Being an extreme sport, kitesurfing can be risky. A 12-meter kite pushed into the power zone might not end well. So please, do allow a trained professional to assist you till you learn the ropes.
What Challenges Might You Expect?
Costs of Kitesurfing
Moneywise, there’s a lot that goes into this hobby. Kitesurfers need to invest quite a lot of gear and apparel for the sport. For this reason, after you are certain you are keen on this sport and have for lessons, be prepared to invest at least US$3,000-4,000 on your brand-new set of kitesurfing gear.
We can’t stress the importance of practicing safety precautions. After all, kitesurfing is an extreme sport. Put hours into practice and be serious about safety checks. Having safeguards around is necessary.
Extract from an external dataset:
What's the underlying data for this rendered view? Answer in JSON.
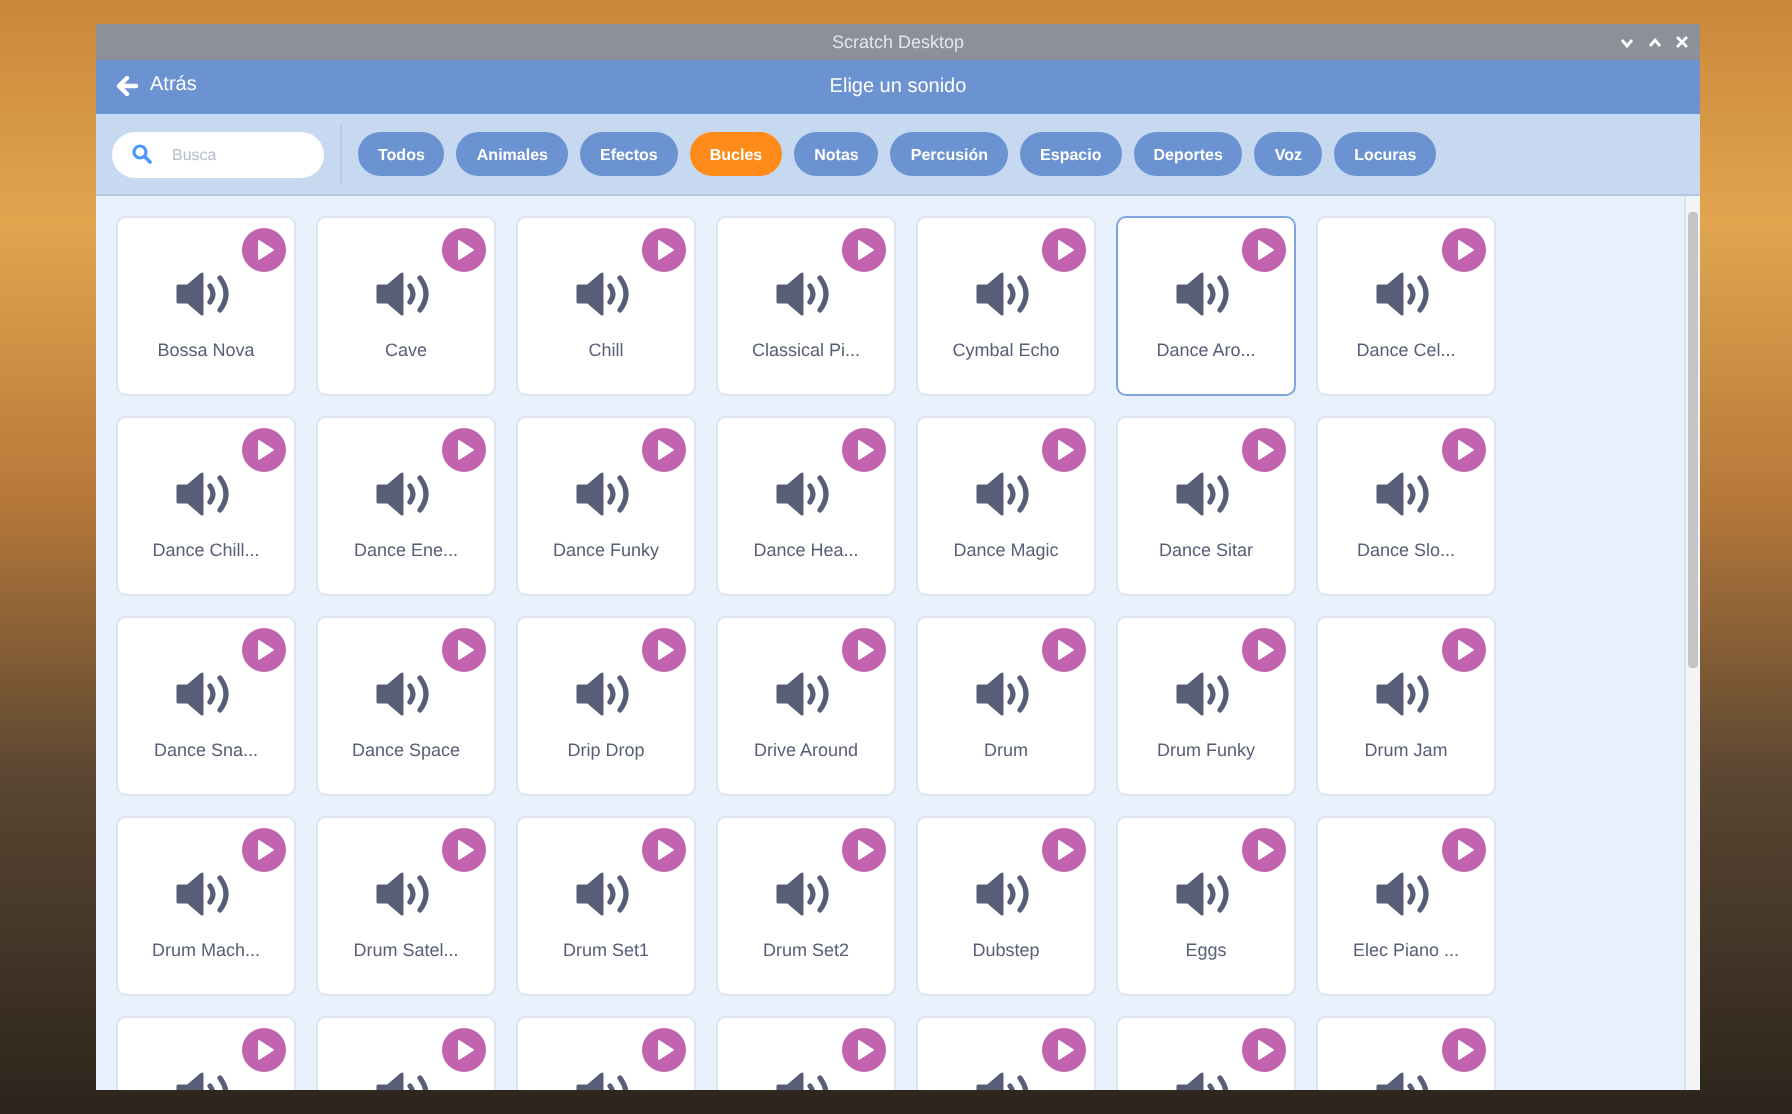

This will allow you to kitesurf under the safest conditions and lessen your risk of injury. Patience and a good attitude will lead you to have successful kitesurfing experiences.
Like many sports, kitesurfing needs serious warm-up and stretching. This helps prepare your muscles, increase blood flow, and lower the chance of injury. To warm up, you could:
- Walk or run slowly for about 5 minutes.
- Rotate your arms and shoulders.
- Shake your legs and loosen your hips.
Take time to stretch or rotate each muscle group. It’s important not to rush this process as it helps you prepare and keep safe for your kitesurfing session. Stretching will help loosen muscles. The most important areas you need to stretch for kitesurfing are the:
- Side torso
- Fibula and calf muscles
At the end of the day, if kitesurfing is one of your passions or something on your bucket list, then go for it! It’s a choice you likely won’t regret. If you are into traveling and extreme sports. Then you could try taking a trip to a place like Phuket and try out kitesurfing and other extreme sports.
You will have interesting stories to tell your family at the Thanksgiving table. And you’ll also be able to have epic adventures and meet like-minded people. For all the adrenaline junkies out there, kitesurfing is a great sport to try out.